# The Isomorphism for Smith Normal Form

Let $$G$$ be an abelian group that is generated by the elements $$a$$, $$b$$ and $$c$$ in it such that the relations $$2a -4b =0$$, $$2b - 4c$$ and $$4a - 2c = 0$$ generate all of the relations on $$a$$, $$b$$ and $$c$$. Then, a relation matrix $$R$$ for $$G$$ is $$\begin{pmatrix} 2 & -4 & 0 \\ 0 & 2 & -4 \\ 4 & 0 & -2 \\ \end{pmatrix}.$$ Let the matrix $$A$$ and $$B$$ be $$\begin{pmatrix} 1 & 0 & 0 \\ 0 & 1 & 0 \\ -2 & -4 & 1 \\ \end{pmatrix} \text{ and } \begin{pmatrix} 1 & 2 & 4 \\ 0 & 1 & 2 \\ 0 & 0 & 1 \\ \end{pmatrix},$$ respectively.
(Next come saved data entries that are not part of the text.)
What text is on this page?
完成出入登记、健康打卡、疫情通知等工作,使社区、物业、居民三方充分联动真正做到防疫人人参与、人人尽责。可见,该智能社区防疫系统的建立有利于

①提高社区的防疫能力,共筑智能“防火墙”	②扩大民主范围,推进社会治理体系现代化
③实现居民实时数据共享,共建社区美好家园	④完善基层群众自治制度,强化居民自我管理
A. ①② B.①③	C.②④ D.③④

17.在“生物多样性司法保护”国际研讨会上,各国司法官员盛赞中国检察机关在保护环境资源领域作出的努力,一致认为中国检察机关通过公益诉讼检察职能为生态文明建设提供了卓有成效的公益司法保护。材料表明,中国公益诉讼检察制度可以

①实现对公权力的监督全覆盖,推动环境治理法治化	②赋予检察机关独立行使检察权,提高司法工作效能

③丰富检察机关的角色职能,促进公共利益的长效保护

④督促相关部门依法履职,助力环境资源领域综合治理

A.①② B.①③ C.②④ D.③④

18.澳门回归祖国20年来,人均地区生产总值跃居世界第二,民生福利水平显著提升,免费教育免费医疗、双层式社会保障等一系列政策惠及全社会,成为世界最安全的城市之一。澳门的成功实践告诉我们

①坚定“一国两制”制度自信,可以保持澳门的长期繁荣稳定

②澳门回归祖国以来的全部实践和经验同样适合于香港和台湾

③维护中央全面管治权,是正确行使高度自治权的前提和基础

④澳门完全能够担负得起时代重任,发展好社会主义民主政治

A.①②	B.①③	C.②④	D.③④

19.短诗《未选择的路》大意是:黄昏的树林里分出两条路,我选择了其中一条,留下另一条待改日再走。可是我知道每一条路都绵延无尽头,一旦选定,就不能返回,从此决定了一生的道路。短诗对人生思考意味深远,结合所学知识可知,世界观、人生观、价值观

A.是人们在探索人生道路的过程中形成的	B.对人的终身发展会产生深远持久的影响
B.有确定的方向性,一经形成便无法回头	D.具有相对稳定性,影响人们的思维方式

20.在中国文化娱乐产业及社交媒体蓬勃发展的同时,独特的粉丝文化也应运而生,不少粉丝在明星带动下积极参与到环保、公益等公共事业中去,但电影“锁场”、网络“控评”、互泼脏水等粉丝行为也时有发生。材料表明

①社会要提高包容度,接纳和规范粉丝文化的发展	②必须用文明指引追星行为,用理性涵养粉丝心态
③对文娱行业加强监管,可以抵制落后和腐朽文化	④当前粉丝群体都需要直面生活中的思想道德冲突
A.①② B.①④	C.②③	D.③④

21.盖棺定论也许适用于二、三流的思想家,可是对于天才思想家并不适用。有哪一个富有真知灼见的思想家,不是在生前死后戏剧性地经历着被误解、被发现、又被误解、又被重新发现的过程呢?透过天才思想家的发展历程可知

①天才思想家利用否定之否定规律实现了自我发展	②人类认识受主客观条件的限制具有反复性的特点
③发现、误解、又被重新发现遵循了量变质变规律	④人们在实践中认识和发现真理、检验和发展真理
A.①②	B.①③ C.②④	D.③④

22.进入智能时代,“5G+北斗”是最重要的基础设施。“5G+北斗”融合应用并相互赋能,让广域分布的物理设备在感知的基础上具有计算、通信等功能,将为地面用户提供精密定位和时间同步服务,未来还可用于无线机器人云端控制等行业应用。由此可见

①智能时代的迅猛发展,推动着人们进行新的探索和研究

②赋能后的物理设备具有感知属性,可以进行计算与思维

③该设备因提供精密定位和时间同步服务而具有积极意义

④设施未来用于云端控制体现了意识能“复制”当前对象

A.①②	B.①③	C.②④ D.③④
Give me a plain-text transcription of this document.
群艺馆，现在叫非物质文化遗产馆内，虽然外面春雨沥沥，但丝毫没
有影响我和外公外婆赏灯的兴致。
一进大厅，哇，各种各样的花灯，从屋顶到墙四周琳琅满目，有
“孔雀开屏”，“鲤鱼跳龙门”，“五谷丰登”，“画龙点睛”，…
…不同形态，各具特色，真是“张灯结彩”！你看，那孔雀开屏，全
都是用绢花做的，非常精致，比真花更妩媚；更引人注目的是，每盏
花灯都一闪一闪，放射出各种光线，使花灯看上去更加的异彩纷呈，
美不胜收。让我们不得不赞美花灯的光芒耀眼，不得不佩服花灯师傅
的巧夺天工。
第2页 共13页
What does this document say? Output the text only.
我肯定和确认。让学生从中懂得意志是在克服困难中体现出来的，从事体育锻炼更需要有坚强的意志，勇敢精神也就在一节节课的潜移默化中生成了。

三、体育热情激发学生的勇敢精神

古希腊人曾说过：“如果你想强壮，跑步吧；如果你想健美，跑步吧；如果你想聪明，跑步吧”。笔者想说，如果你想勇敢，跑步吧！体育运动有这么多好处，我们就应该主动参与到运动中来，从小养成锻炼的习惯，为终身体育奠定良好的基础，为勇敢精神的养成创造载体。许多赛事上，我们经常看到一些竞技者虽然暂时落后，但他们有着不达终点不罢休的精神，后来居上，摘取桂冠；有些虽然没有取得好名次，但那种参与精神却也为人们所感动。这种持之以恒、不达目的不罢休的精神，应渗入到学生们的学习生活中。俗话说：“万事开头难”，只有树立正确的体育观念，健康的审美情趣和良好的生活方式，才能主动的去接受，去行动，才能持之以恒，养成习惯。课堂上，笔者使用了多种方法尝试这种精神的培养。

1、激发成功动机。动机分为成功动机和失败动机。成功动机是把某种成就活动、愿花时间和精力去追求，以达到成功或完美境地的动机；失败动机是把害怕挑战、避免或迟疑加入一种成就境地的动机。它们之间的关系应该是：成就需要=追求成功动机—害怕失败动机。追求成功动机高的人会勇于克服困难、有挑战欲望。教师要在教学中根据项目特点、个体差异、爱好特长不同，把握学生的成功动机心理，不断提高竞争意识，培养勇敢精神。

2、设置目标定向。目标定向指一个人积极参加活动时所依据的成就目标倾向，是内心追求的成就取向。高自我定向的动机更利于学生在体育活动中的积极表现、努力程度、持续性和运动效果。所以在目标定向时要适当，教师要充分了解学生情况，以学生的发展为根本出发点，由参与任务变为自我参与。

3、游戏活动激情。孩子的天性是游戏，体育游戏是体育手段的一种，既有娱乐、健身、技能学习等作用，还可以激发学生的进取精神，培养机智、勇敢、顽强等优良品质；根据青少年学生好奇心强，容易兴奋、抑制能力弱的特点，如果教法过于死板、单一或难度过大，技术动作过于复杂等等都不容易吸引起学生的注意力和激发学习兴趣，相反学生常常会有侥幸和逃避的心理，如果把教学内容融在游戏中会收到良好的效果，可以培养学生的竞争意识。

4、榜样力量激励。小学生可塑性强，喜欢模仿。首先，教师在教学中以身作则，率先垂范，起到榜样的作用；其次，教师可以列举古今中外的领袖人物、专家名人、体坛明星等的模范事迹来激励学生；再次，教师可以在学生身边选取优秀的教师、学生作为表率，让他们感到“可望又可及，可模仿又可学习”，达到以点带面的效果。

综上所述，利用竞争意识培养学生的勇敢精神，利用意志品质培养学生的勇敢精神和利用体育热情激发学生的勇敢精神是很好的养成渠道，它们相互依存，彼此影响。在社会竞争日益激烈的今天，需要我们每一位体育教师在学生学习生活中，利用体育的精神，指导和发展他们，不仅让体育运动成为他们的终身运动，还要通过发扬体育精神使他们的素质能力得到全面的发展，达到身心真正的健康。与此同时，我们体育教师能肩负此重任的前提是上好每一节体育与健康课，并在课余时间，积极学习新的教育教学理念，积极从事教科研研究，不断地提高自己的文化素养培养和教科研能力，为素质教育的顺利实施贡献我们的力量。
Then, the Smith normal form of $$R$$ is $$A R B$$, i.e., $$\begin{pmatrix} 2 & 0 & 0 \\ 0 & 2 & 0 \\ 0 & 0 & 14 \\ \end{pmatrix}.$$ (Here, $$A$$ is the composition of row operations, and $$B$$ is the composition of column operations.) This shows that $$G$$ is isomophic to $$\mathbb Z / 2 \mathbb Z \times \mathbb Z / 2 \mathbb Z \times \mathbb Z / 14 \mathbb Z$$. How do I take an element in this latter group, such as $$(1,0,0)$$, and find what it is in terms of $$a$$, $$b$$ and $$c$$? If there were not any column operations, then I would try to map this element by $$A^{-1}$$. But, since there is also the matrix $$B$$, I am not sure what the isomorphism from $$G$$ to $$\mathbb Z / 2 \mathbb Z \times \mathbb Z / 2 \mathbb Z \times \mathbb Z / 14 \mathbb Z$$ is.

The rows of the matrix $$B$$ give the original generators $$a,b,c$$ in terms of the new generators - let's call them $$x,y,z$$. So $$a=x+2y+4z$$, $$b=y+2z$$, $$c=z$$.
So, by solving the equations or by computing $$B^{-1}$$, we get $$x=a-2b$$, $$y=b-2c$$, $$z=c$$.
Note that multiplying on the left by $$A$$ just replaces the original relations with equivalent relations - it does not change the geneting set of the abelian group.